Thunfans: Halten Sie vor dem Spiel noch eine präsidiale Ansprache?


Kurt Weder Nein. Das könnte es höchstens einmal in einem Ausnahmefall geben. Ich habe mich immer mit allen Trainern abgesprochen, wie sie es wollen. Und daran halte ich mich dann. Sonst gibt es ein Durcheinander, bei dem die Verantwortlichkeiten nicht mehr klar sind.


Thunfans: Halbzeitbilanz. Das Ergebnis ist eher durchzogen...


Kurt Weder Sie ist nicht durchzogen. Sie ist schlecht. Wir müssen das Kind beim Namen nennen. Wie immer man es betrachtet: von den Punkten her, von den geschossenen Toren, von den erhaltenen Toren. Es ist unter unseren Erwartungen. Wir waren nach der letzten Saison sicher keine Träumer und wussten, was auf uns zukommen würde. Wir haben die Auswirkungen der Champions League trotzdem völlig unterschätzt. Ich hatte mich zwar im Vorfeld und während der Champions League intensiv mit der Situation danach auseinandergesetzt. Aber es ist unglaublich, welche Auswirkungen ein solches Ereignis im Umfeld und bei den Spielern ausgelöst hat. Gerade bei manchen Spielern war ein grosser Realitätsverlust festzustellen. Wobei man das ihnen gar nicht mal verübeln kann. Sie sind durch den ganzen Medienrummel so verrückt gemacht worden. Und man muss sehen, dass die Spieler schon im Vorfeld der Champions League langsam ins nationale und internationale Schaufenster gestellt worden sind. Ständig waren Scouts von in- und ausländischen Clubs auf der Tribüne. Das hat jetzt Gott sei Dank wieder abgenommen.

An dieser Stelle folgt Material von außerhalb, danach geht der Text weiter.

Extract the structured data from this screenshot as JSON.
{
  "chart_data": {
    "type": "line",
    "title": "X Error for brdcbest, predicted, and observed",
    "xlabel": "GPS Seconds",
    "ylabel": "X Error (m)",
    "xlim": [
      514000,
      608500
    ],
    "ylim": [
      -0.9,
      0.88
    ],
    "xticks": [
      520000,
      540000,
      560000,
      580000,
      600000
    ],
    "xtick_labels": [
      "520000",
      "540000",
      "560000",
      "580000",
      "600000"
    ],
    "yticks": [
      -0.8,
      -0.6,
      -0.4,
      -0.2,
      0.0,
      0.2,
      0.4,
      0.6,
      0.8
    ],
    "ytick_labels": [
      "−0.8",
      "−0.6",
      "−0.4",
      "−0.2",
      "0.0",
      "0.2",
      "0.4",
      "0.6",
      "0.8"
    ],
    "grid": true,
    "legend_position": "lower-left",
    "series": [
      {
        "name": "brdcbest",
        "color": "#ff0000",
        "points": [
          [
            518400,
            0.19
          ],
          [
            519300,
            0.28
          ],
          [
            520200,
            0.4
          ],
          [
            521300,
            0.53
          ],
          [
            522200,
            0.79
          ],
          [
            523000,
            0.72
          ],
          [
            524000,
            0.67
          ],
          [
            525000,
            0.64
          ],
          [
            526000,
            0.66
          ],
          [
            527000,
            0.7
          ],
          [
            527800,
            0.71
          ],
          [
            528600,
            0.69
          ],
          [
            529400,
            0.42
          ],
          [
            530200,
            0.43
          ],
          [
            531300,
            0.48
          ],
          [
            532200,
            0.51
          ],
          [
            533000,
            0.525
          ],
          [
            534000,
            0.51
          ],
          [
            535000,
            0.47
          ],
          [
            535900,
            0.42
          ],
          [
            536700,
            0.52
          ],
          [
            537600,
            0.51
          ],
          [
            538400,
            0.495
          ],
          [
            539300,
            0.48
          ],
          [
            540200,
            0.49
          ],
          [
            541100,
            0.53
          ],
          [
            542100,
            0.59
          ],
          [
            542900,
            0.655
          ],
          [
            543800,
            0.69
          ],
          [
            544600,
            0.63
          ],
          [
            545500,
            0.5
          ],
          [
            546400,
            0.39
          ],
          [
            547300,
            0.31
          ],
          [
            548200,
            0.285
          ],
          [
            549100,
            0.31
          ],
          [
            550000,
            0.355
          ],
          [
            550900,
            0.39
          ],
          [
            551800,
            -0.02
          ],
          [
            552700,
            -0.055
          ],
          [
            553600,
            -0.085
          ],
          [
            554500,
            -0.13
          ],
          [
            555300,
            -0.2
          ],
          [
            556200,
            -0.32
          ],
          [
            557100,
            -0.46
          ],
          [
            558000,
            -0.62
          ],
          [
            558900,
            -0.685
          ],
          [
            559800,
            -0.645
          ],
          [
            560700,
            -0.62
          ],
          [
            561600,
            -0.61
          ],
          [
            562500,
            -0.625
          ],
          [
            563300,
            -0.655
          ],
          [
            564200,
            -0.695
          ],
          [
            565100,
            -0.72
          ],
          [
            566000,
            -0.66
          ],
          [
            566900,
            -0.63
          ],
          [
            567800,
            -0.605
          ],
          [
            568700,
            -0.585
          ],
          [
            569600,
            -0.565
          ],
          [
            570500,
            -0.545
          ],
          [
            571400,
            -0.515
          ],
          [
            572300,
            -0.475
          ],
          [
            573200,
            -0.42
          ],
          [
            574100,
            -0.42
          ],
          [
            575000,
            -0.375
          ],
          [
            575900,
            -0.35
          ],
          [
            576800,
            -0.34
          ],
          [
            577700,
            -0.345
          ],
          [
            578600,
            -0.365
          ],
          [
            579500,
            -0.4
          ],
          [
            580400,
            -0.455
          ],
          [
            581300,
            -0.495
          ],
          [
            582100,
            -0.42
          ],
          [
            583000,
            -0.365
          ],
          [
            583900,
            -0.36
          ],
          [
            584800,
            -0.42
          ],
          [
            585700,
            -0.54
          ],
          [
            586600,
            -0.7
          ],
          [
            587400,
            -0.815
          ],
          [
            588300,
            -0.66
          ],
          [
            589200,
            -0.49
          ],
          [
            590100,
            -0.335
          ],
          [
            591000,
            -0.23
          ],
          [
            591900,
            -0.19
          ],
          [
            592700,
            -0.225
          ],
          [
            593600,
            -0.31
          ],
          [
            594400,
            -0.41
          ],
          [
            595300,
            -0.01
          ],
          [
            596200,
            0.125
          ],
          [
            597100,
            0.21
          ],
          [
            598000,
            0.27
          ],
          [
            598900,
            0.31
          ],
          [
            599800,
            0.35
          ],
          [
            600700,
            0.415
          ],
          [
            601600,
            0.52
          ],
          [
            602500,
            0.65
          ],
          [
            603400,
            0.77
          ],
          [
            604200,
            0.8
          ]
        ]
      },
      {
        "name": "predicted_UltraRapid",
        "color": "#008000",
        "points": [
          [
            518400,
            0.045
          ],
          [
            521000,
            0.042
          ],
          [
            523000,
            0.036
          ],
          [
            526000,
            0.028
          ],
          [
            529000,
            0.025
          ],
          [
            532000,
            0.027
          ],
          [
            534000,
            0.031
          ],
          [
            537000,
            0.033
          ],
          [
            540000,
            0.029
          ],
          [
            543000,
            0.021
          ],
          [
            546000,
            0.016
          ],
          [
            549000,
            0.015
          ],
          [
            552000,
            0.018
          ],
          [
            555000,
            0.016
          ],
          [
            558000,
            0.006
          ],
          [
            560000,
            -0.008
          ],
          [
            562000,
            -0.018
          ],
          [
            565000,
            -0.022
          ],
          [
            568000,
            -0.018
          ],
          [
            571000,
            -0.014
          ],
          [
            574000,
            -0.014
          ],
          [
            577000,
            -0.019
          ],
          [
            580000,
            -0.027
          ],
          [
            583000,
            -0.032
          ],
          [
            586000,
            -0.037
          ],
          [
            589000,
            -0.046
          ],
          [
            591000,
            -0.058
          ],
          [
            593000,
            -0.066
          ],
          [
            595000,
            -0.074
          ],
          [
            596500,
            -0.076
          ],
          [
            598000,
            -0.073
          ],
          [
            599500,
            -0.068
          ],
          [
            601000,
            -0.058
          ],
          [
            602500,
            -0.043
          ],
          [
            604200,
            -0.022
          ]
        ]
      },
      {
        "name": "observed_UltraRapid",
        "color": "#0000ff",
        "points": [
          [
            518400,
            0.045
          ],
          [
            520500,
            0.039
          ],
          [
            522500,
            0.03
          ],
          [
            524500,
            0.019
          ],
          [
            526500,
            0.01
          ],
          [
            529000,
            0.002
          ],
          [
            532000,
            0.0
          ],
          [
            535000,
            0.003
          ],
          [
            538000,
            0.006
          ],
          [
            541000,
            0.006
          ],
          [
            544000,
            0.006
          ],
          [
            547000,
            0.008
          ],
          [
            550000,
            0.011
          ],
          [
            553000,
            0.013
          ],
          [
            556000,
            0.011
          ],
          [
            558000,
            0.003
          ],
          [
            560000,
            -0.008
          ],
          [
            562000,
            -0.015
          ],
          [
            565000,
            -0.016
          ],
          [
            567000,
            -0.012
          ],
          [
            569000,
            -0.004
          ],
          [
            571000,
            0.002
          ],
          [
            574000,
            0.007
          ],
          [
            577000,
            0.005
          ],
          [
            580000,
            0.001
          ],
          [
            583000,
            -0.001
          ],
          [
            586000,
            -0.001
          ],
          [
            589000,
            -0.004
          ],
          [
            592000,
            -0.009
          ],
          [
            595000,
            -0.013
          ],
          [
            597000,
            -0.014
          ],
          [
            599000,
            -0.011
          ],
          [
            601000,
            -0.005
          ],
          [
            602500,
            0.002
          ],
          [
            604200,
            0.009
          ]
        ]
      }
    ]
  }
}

Thunfans: Sie haben selber einmal Fussball gespielt. Wie weit helfen Ihnen diese Erfahrungen heute bei Ihrer Aufgabe?


Kurt Weder Das mit dem Fussballspielen war vor grauer Zeit. Aber dank dieser Erfahrungen weiss ich zumindest, um was es eigentlich geht. Sonst sage ich immer laut und deutlich, dass ich kein Profi bin. Das ist aber auch nicht wichtig. Dafür haben wir den Sportchef und den Trainer. Wesentlicher sind die meine Erfahrungen bezüglich der Führung des Klubs. Die Leute haben gar keine Ahnung, wie anspruchsvoll und kompliziert die Klubführung ist. Sportlich gesehen hat man inzwischen überall begriffen, welch riesige Leistung der FC Thun letztes Jahr erbracht hat. Ich würde es auch als grosse Leistung betrachten, wenn innerhalb der nächsten fünf Jahre wieder einmal ein Schweizer Klub in die Champions League kommen würde. Eine Leistung war aber vor allem, wie wir das alles abgewickelt haben. Am Tag des Malmö-Spiels hatten wir in Thun das Hochwasser. Zum Glück hatte ich im Juni für neue Büros gesorgt. Sonst wären wir total im Elend gewesen. Wir hatten also zwar schon Büros, waren aber immer noch am Einrichten. Wir hatten damals nur eine minimalste Administration. Die Leute konnten praktisch alle nur Deutsch. Und plötzlich musste alles in Englisch abgewickelt werden. Aber wir haben wirklich hervorragende Leute bekommen. Und vom Ablauf: Man muss in einer solchen Situation schauen, wie man einfach handlungsfähig wird. Da konnte man nicht tagelang zuwarten. Damals musste im Stundenrhythmus entschieden werden.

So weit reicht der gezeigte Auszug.